Ménétries, Moustached, Paddyfield and Savi Warblers can be found throughout the reeds and the scrub in this area. White-tailed Lapwing breed is mostly found in the nearby salt planes. White-winged, Whiskered Terns and Blue-cheeked Bee-eaters all inhabit the banks and canals of this area.
The forests of the mountainous areas are full of big variety of birds. Among this huge variety of species you’ll be able to spot the Lesser-spotted Eagle, Black, Green and Middle-spotted Woodpeckers, Samamisicus Redstart, Greenish Warbler, Mountain Chiffchaff, Red-breasted and Semi-collared Flycatchers.Caucasian Grouse, Magna Bluethroat and Radde’s Accentor all found their home in the slopes that are covered with scrub from above the treeline. Meanwhile, the mountain springs in the alpine meadows are inhabited by the Horned Lark, Caucasian Twite and Red-fronted Serin. Crags and scree adjoining the alpine meadows are home to Caspian Snowcock, Crimson-winged Finch and Wallcreeper.
Best Time to Visit
The best time to visit Armenia for bird watching falls between the months of May-July as well as September-October. In order to get the full experience by getting most of the country’s species you should plan your trip for at least 8 days, 12 ideally. An important thing to note is that you must consider the weather conditions of the mountains even during the hot months of summer. While looking at high montane species you must consider bringing warm clothes with you.

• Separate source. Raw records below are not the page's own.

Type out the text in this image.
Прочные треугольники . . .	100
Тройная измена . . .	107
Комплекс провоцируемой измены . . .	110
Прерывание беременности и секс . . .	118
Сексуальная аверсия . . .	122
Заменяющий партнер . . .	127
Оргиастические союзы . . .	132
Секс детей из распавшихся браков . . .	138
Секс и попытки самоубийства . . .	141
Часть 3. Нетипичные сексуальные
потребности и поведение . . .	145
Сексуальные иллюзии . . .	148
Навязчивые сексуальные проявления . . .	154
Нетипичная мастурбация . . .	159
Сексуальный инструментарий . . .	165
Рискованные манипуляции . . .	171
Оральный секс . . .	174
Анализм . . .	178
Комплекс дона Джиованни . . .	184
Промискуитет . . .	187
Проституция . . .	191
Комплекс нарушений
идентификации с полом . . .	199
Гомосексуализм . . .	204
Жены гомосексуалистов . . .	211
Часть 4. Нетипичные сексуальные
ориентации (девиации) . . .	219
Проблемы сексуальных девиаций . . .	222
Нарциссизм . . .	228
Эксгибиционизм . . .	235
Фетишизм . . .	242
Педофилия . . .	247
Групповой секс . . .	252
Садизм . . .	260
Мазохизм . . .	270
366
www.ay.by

If you’re still hesitant about visiting Armenia for bird watching purposes, you must know that certain parts of Armenia still remain underwatched. You as a birdwatcher have the exclusive chance to make new discoveries and share with the world. Once done with your expeditions you can enjoy all of the other things Armenia has to offer to you, from the mesmerizing landscapes of the countryside all the way to the active urban life of the capital. You won’t have to limit yourself to just one activity.